Nasce, a identidade, também no fervoroso desejo nacionalista de autodeterminação, apesar dos muitos excessos da ETA, potenciados, mas não desculpáveis, com o tratamento recebido durante a ditadura de Franco – que baniu língua, bandeira e cultura – e depois com uma autonomia que nunca satisfez os locais. Cresce, antes, da dura recuperação após a brutal devastação causada pela Guerra Civil, de Guernica a muitos outros locais. Do profundo orgulho em ser basco, que se transmite aos descendentes, junto com os valores do sacrifício, do esforço e do altruísmo.
A ‘fúria’ contra a posse
Já no futebol, é importada dos primeiros ingleses que desembarcam nas docas de Bilbau, operários e estudantes da classe média, com mais jeito para o passe curto do que os que tinham ficado em casa, e que lançam as sementes de um tiki-taka que sucumbirá à fúria.

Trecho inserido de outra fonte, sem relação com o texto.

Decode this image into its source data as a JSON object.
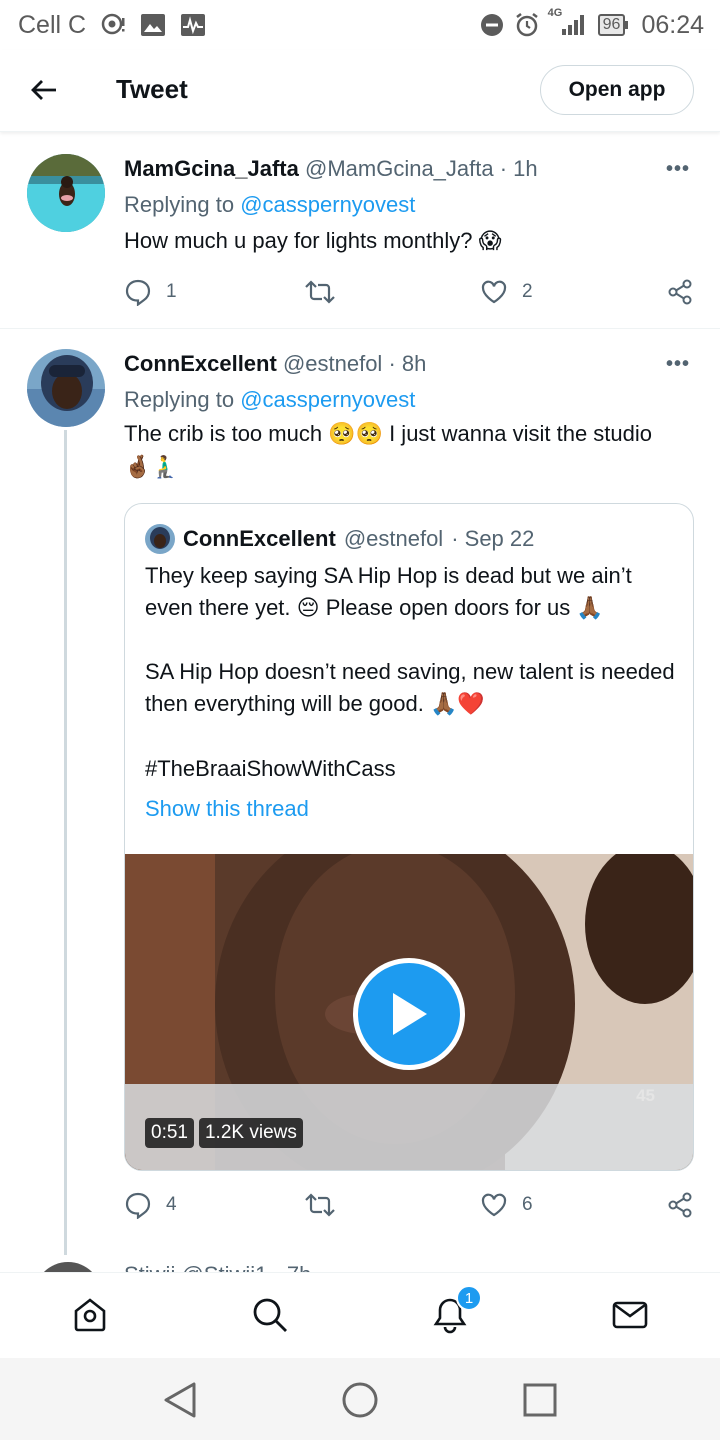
{
  "status_bar": {
    "carrier": "Cell C",
    "network": "4G",
    "battery": "96",
    "time": "06:24"
  },
  "header": {
    "title": "Tweet",
    "open_app_label": "Open app"
  },
  "tweets": [
    {
      "name": "MamGcina_Jafta",
      "handle": "@MamGcina_Jafta",
      "time": "· 1h",
      "replying_prefix": "Replying to",
      "replying_to": "@casspernyovest",
      "text": "How much u pay for lights monthly? 😱",
      "replies": "1",
      "retweets": "",
      "likes": "2"
    },
    {
      "name": "ConnExcellent",
      "handle": "@estnefol",
      "time": "· 8h",
      "replying_prefix": "Replying to",
      "replying_to": "@casspernyovest",
      "text": "The crib is too much 🥺🥺 I just wanna visit the studio 🤞🏾🧎‍♂️",
      "replies": "4",
      "retweets": "",
      "likes": "6"
    }
  ],
  "quoted": {
    "name": "ConnExcellent",
    "handle": "@estnefol",
    "time": "· Sep 22",
    "para1": "They keep saying SA Hip Hop is dead but we ain’t even there yet. 😔 Please open doors for us 🙏🏾",
    "para2": "SA Hip Hop doesn’t need saving, new talent is needed then everything will be good. 🙏🏾❤️",
    "hashtag": "#TheBraaiShowWithCass",
    "show_thread": "Show this thread",
    "video_duration": "0:51",
    "video_views": "1.2K views",
    "video_overlay_count": "45"
  },
  "partial_next": "Stiwii @Stiwii1 · 7h",
  "nav": {
    "notification_count": "1"
  },
  "colors": {
    "accent": "#1d9bf0",
    "text": "#0f1419",
    "muted": "#536471",
    "border": "#cfd9de"
  }
}
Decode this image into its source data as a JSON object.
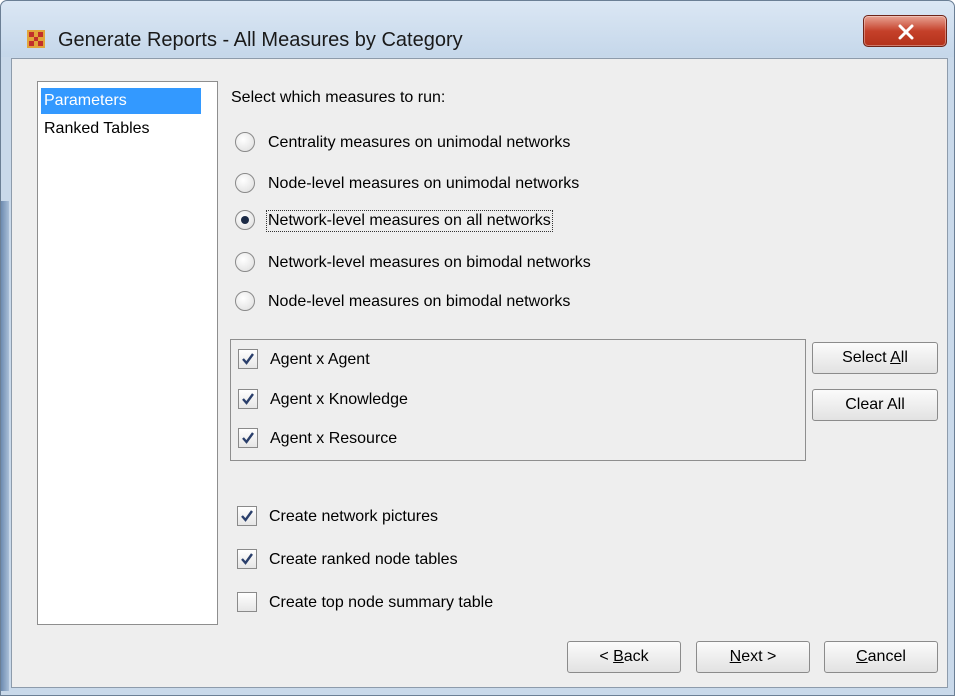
{
  "window": {
    "title": "Generate Reports - All Measures by Category",
    "app_icon": "grid-app-icon",
    "close_icon": "close-x-icon"
  },
  "nav": {
    "items": [
      {
        "label": "Parameters",
        "selected": true
      },
      {
        "label": "Ranked Tables",
        "selected": false
      }
    ]
  },
  "main": {
    "heading": "Select which measures to run:",
    "radios": [
      {
        "label": "Centrality measures on unimodal networks",
        "checked": false
      },
      {
        "label": "Node-level measures on unimodal networks",
        "checked": false
      },
      {
        "label": "Network-level measures on all networks",
        "checked": true
      },
      {
        "label": "Network-level measures on bimodal networks",
        "checked": false
      },
      {
        "label": "Node-level measures on bimodal networks",
        "checked": false
      }
    ],
    "networks": [
      {
        "label": "Agent x Agent",
        "checked": true
      },
      {
        "label": "Agent x Knowledge",
        "checked": true
      },
      {
        "label": "Agent x Resource",
        "checked": true
      }
    ],
    "select_all": {
      "pre": "Select ",
      "mnemonic": "A",
      "post": "ll"
    },
    "clear_all": {
      "label": "Clear All"
    },
    "options": [
      {
        "label": "Create network pictures",
        "checked": true
      },
      {
        "label": "Create ranked node tables",
        "checked": true
      },
      {
        "label": "Create top node summary table",
        "checked": false
      }
    ]
  },
  "footer": {
    "back": {
      "pre": "< ",
      "mnemonic": "B",
      "post": "ack"
    },
    "next": {
      "pre": "",
      "mnemonic": "N",
      "post": "ext >"
    },
    "cancel": {
      "pre": "",
      "mnemonic": "C",
      "post": "ancel"
    }
  },
  "colors": {
    "selection": "#3399ff",
    "close_button": "#c5412a",
    "window_frame": "#c9d9ea"
  }
}
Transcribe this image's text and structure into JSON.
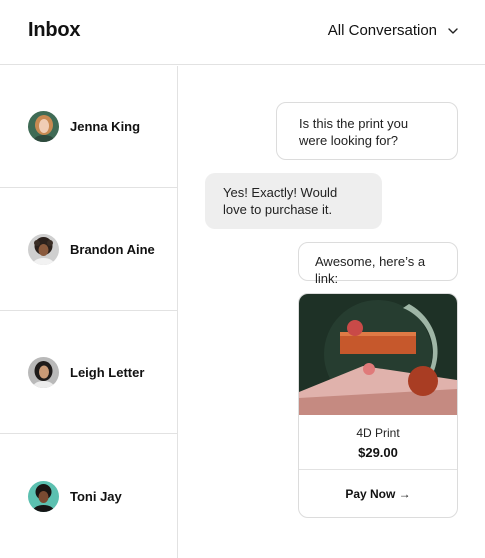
{
  "header": {
    "title": "Inbox",
    "filter_label": "All Conversation",
    "filter_icon": "chevron-down-icon"
  },
  "contacts": [
    {
      "name": "Jenna King",
      "avatar_color": "#3f6b55"
    },
    {
      "name": "Brandon Aine",
      "avatar_color": "#cfcfcf"
    },
    {
      "name": "Leigh Letter",
      "avatar_color": "#b9b9b9"
    },
    {
      "name": "Toni Jay",
      "avatar_color": "#5cc0b0"
    }
  ],
  "messages": [
    {
      "direction": "outgoing",
      "text": "Is this the print you were looking for?"
    },
    {
      "direction": "incoming",
      "text": "Yes! Exactly! Would love to purchase it."
    },
    {
      "direction": "outgoing",
      "text": "Awesome, here’s a link:"
    }
  ],
  "product": {
    "name": "4D Print",
    "price": "$29.00",
    "cta": "Pay Now →"
  }
}
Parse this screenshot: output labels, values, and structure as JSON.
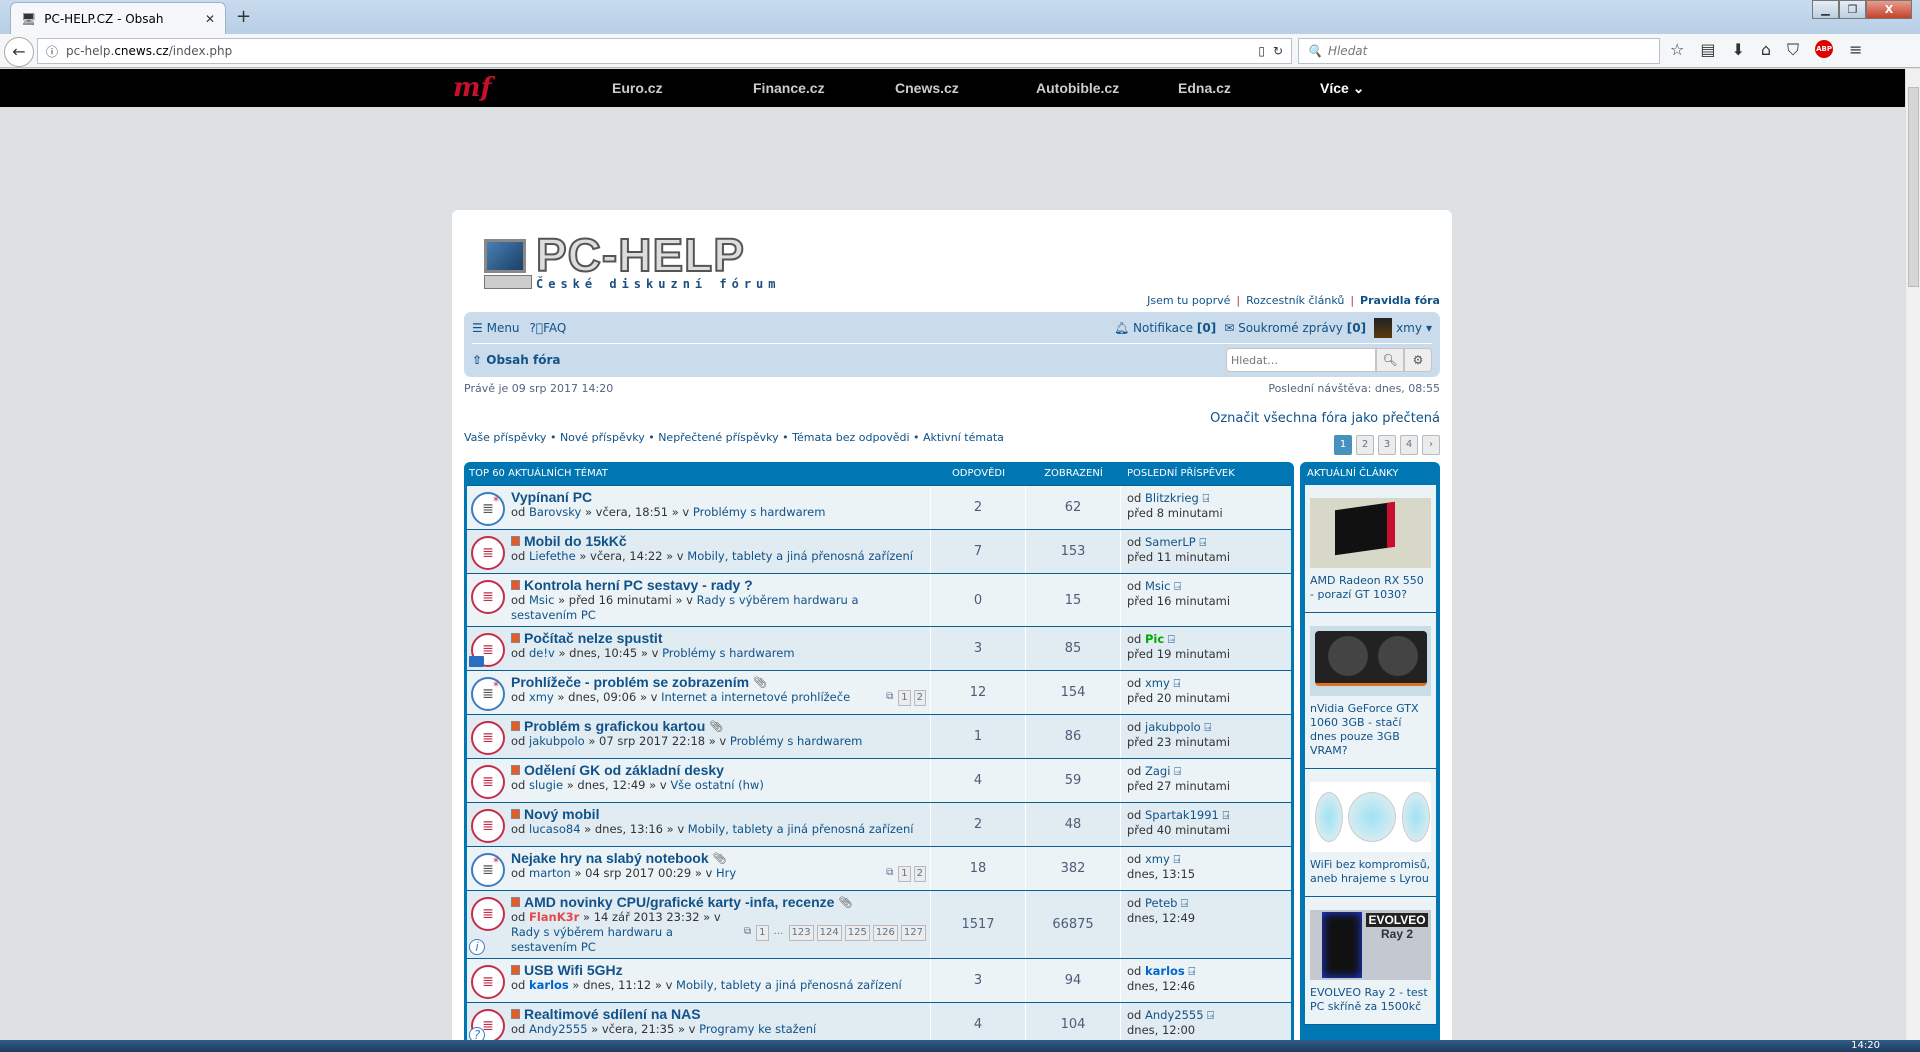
{
  "browser": {
    "tab_title": "PC-HELP.CZ - Obsah",
    "url_domain_prefix": "pc-help.",
    "url_domain": "cnews.cz",
    "url_path": "/index.php",
    "search_placeholder": "Hledat",
    "clock": "14:20"
  },
  "network": {
    "logo": "mf",
    "links": [
      "Euro.cz",
      "Finance.cz",
      "Cnews.cz",
      "Autobible.cz",
      "Edna.cz"
    ],
    "more": "Více"
  },
  "forum": {
    "brand": "PC-HELP",
    "slogan": "České diskuzní fórum",
    "toplinks": [
      "Jsem tu poprvé",
      "Rozcestník článků",
      "Pravidla fóra"
    ],
    "menu": "Menu",
    "faq": "FAQ",
    "notifications": "Notifikace",
    "notifications_count": "[0]",
    "messages": "Soukromé zprávy",
    "messages_count": "[0]",
    "user": "xmy",
    "breadcrumb": "Obsah fóra",
    "search_placeholder": "Hledat…",
    "now": "Právě je 09 srp 2017 14:20",
    "last_visit": "Poslední návštěva: dnes, 08:55",
    "mark_all": "Označit všechna fóra jako přečtená",
    "quick_links": [
      "Vaše příspěvky",
      "Nové příspěvky",
      "Nepřečtené příspěvky",
      "Témata bez odpovědi",
      "Aktivní témata"
    ],
    "pages": [
      "1",
      "2",
      "3",
      "4",
      "›"
    ],
    "current_page": "1"
  },
  "table": {
    "headers": [
      "TOP 60 AKTUÁLNÍCH TÉMAT",
      "ODPOVĚDI",
      "ZOBRAZENÍ",
      "POSLEDNÍ PŘÍSPĚVEK"
    ],
    "rows": [
      {
        "title": "Vypínaní PC",
        "hot": false,
        "attach": false,
        "unread": true,
        "author": "Barovsky",
        "date": "včera, 18:51",
        "forum": "Problémy s hardwarem",
        "pages": [],
        "replies": "2",
        "views": "62",
        "last_author": "Blitzkrieg",
        "last_time": "před 8 minutami"
      },
      {
        "title": "Mobil do 15kKč",
        "hot": true,
        "attach": false,
        "unread": false,
        "author": "Liefethe",
        "date": "včera, 14:22",
        "forum": "Mobily, tablety a jiná přenosná zařízení",
        "pages": [],
        "replies": "7",
        "views": "153",
        "last_author": "SamerLP",
        "last_time": "před 11 minutami"
      },
      {
        "title": "Kontrola herní PC sestavy - rady ?",
        "hot": true,
        "attach": false,
        "unread": false,
        "author": "Msic",
        "date": "před 16 minutami",
        "forum": "Rady s výběrem hardwaru a sestavením PC",
        "pages": [],
        "replies": "0",
        "views": "15",
        "last_author": "Msic",
        "last_time": "před 16 minutami"
      },
      {
        "title": "Počítač nelze spustit",
        "hot": true,
        "attach": false,
        "unread": false,
        "badge": "computer",
        "author": "de!v",
        "date": "dnes, 10:45",
        "forum": "Problémy s hardwarem",
        "pages": [],
        "replies": "3",
        "views": "85",
        "last_author": "Pic",
        "last_author_color": "#00aa00",
        "last_time": "před 19 minutami"
      },
      {
        "title": "Prohlížeče - problém se zobrazením",
        "hot": false,
        "attach": true,
        "unread": true,
        "author": "xmy",
        "date": "dnes, 09:06",
        "forum": "Internet a internetové prohlížeče",
        "pages": [
          "1",
          "2"
        ],
        "replies": "12",
        "views": "154",
        "last_author": "xmy",
        "last_time": "před 20 minutami"
      },
      {
        "title": "Problém s grafickou kartou",
        "hot": true,
        "attach": true,
        "unread": false,
        "author": "jakubpolo",
        "date": "07 srp 2017 22:18",
        "forum": "Problémy s hardwarem",
        "pages": [],
        "replies": "1",
        "views": "86",
        "last_author": "jakubpolo",
        "last_time": "před 23 minutami"
      },
      {
        "title": "Odělení GK od základní desky",
        "hot": true,
        "attach": false,
        "unread": false,
        "author": "slugie",
        "date": "dnes, 12:49",
        "forum": "Vše ostatní (hw)",
        "pages": [],
        "replies": "4",
        "views": "59",
        "last_author": "Zagi",
        "last_time": "před 27 minutami"
      },
      {
        "title": "Nový mobil",
        "hot": true,
        "attach": false,
        "unread": false,
        "author": "lucaso84",
        "date": "dnes, 13:16",
        "forum": "Mobily, tablety a jiná přenosná zařízení",
        "pages": [],
        "replies": "2",
        "views": "48",
        "last_author": "Spartak1991",
        "last_time": "před 40 minutami"
      },
      {
        "title": "Nejake hry na slabý notebook",
        "hot": false,
        "attach": true,
        "unread": true,
        "author": "marton",
        "date": "04 srp 2017 00:29",
        "forum": "Hry",
        "pages": [
          "1",
          "2"
        ],
        "replies": "18",
        "views": "382",
        "last_author": "xmy",
        "last_time": "dnes, 13:15"
      },
      {
        "title": "AMD novinky CPU/grafické karty -infa, recenze",
        "hot": true,
        "attach": true,
        "unread": false,
        "badge": "info",
        "author": "FlanK3r",
        "author_color": "#e24a4a",
        "date": "14 zář 2013 23:32",
        "forum": "Rady s výběrem hardwaru a sestavením PC",
        "pages": [
          "1",
          "…",
          "123",
          "124",
          "125",
          "126",
          "127"
        ],
        "replies": "1517",
        "views": "66875",
        "last_author": "Peteb",
        "last_time": "dnes, 12:49"
      },
      {
        "title": "USB Wifi 5GHz",
        "hot": true,
        "attach": false,
        "unread": false,
        "author": "karlos",
        "author_color": "#0066cc",
        "date": "dnes, 11:12",
        "forum": "Mobily, tablety a jiná přenosná zařízení",
        "pages": [],
        "replies": "3",
        "views": "94",
        "last_author": "karlos",
        "last_author_color": "#0066cc",
        "last_time": "dnes, 12:46"
      },
      {
        "title": "Realtimové sdílení na NAS",
        "hot": true,
        "attach": false,
        "unread": false,
        "badge": "question",
        "author": "Andy2555",
        "date": "včera, 21:35",
        "forum": "Programy ke stažení",
        "pages": [],
        "replies": "4",
        "views": "104",
        "last_author": "Andy2555",
        "last_time": "dnes, 12:00"
      }
    ]
  },
  "sidebar": {
    "title": "AKTUÁLNÍ ČLÁNKY",
    "articles": [
      {
        "title": "AMD Radeon RX 550 - porazí GT 1030?"
      },
      {
        "title": "nVidia GeForce GTX 1060 3GB - stačí dnes pouze 3GB VRAM?"
      },
      {
        "title": "WiFi bez kompromisů, aneb hrajeme s Lyrou"
      },
      {
        "title": "EVOLVEO Ray 2 - test PC skříně za 1500kč",
        "img_text": [
          "EVOLVEO",
          "Ray 2"
        ]
      }
    ]
  },
  "labels": {
    "by": "od",
    "in": "v"
  }
}
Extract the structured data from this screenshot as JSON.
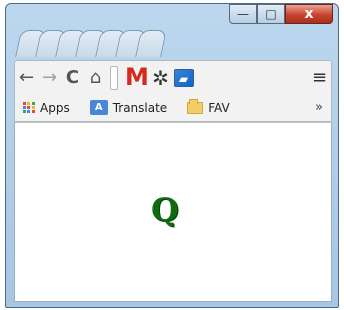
{
  "title_bar": {
    "tab_count": 7,
    "minimize_label": "—",
    "maximize_label": "□",
    "close_label": "x"
  },
  "toolbar": {
    "back": "back-icon",
    "forward": "forward-icon",
    "reload": "reload-icon",
    "home": "home-icon",
    "gmail_label": "M",
    "settings": "gear-icon",
    "image_extension": "image-icon",
    "menu": "menu-icon"
  },
  "bookmarks": {
    "items": [
      {
        "label": "Apps"
      },
      {
        "label": "Translate"
      },
      {
        "label": "FAV"
      }
    ],
    "more_label": "»"
  },
  "content": {
    "logo_text": "Q"
  },
  "colors": {
    "logo": "#0f6b10",
    "close_button": "#c9432d",
    "window_frame": "#a6c6e4"
  }
}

Àquela resiliência, voluntariedade e agressividade que reconhecemos da década de 80 sobretudo em Bilbau chamam fúria basca, embora esteja colada à seleção espanhola desde os Jogos Olímpicos de 1920 e se prolongue até à entrada do falecido Luis Aragonés, que abre finalmente as portas à ideia fermentada em La Masia. Todavia, acontece apenas seis anos após Javier Clemente, também ele basco e um dos selecionadores mais irredutíveis na forma mais vertical e tradicional de jogar, terminar a sua passagem pela Roja. A fé na fúria tinha esmorecido: valera o título europeu em 1964, porém depois só se conseguira uma final, perdida para a França, 20 anos depois, entre inúmeros insucessos.
Outra quota parte da responsabilidade pertence a Belauste, José María Belausteguigoitia, que protagonizou na perfeição a encarnação dos valores hispânicos: virilidade, impetuosidade e fúria. Valores exacerbados em momentos de maior idealismo ou espiritualidade no jogo, que todavia permanecem latentes décadas a fio.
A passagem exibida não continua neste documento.